Bengaluru, June 6: Premier League chief executive Richard Masters will fully consider calls for a proposed Saudi-led takeover of Newcastle United to be blocked, according to a report which appeared in the BBC.
Hatice Cengiz, the fiancee of murdered journalist Jamal Khashoggi, has written to the league to oppose the deal.
Khashoggi, a Washington Post contributor and US resident, was killed in 2018 while at Saudi Arabia's consulate in Istanbul.
Saudi Arabia's Public Investment Fund (PIF), led by Crown Prince Mohammed bin Salman, will reportedly take an 80 per cent stake in the club should the takeover go through.
"I assure you and your client that her representations are being fully considered in our process," Masters said in a letter to Cengiz's lawyer.
However, according to the BBC report, Masters has shunned the request of a private meeting with Cengiz.
Cengiz has called on the Premier League to take a moral stand on the issue.
In a statement to the BBC, Cengiz said, "I'm cautiously optimistic the Premier League will make the right decision.
"I'm sure that if the Premier League follows its own rules and charter, especially the owners' and directors' test, it'll block the sale of Newcastle United to Mohamed bin Salman and the PIF he chairs.

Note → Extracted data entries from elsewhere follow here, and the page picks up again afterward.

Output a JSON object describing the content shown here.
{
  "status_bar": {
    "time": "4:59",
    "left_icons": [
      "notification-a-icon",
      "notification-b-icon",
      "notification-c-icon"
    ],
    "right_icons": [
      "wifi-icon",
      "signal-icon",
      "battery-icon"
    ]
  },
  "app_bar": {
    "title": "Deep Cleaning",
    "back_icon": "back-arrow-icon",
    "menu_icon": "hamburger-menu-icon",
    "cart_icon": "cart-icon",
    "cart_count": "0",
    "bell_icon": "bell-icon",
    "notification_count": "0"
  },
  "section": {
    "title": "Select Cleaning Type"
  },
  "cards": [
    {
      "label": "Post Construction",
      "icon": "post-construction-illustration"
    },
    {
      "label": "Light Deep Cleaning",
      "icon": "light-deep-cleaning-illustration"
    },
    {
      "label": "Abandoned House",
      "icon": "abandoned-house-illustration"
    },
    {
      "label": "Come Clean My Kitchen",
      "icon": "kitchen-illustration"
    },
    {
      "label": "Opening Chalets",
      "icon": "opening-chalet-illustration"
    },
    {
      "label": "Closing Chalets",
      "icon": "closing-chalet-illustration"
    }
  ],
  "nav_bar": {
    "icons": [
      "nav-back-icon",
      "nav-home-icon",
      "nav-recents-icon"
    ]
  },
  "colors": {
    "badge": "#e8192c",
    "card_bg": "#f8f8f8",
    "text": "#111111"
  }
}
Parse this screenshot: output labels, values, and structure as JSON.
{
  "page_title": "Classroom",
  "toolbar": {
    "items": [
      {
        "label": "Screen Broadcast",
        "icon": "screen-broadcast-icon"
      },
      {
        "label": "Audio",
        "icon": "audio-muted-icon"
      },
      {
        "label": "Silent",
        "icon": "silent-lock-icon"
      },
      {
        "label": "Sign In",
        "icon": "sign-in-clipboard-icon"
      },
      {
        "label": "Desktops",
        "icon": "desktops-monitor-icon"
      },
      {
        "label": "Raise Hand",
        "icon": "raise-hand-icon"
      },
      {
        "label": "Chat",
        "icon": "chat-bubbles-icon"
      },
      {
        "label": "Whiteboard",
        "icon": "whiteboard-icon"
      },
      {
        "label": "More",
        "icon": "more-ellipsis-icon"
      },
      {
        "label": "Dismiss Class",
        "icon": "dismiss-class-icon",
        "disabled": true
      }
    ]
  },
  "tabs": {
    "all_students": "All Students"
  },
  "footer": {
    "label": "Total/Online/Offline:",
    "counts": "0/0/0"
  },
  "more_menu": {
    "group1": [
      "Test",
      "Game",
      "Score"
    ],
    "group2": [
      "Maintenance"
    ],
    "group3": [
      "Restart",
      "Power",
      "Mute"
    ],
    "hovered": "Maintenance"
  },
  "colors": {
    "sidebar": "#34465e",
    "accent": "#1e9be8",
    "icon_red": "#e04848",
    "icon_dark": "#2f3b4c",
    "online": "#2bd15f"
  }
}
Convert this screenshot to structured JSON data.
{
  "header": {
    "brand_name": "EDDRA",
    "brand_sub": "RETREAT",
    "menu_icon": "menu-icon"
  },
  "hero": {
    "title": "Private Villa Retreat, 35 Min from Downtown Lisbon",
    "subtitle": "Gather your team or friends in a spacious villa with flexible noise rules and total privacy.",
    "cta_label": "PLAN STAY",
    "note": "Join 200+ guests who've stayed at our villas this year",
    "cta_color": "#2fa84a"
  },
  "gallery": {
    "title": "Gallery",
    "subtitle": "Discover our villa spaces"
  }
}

"Until Mohamed bin Salman is held accountable for his role in Jamal's brutal murder, everyone must refrain from doing any business with him."
The proposed takeover is also being held up due to alleged Saudi piracy of a host of major sports events, including Premier League matches.
Qatar-based broadcaster beIN SPORTS has already urged the Premier League clubs to oppose the takeover due to concerns raised around a pirate broadcasting network in which Saudi Arabia is allegedly involved.
The network, known as beoutQ, has been identified as an illegal pirate channel showing live sports events including Premier League matches in several Middle East territories.
In August 2018, the Premier League published an open letter condemning beoutQ and declaring beIN as the legitimate rights holder for the Premier League in the Middle East and North Africa region.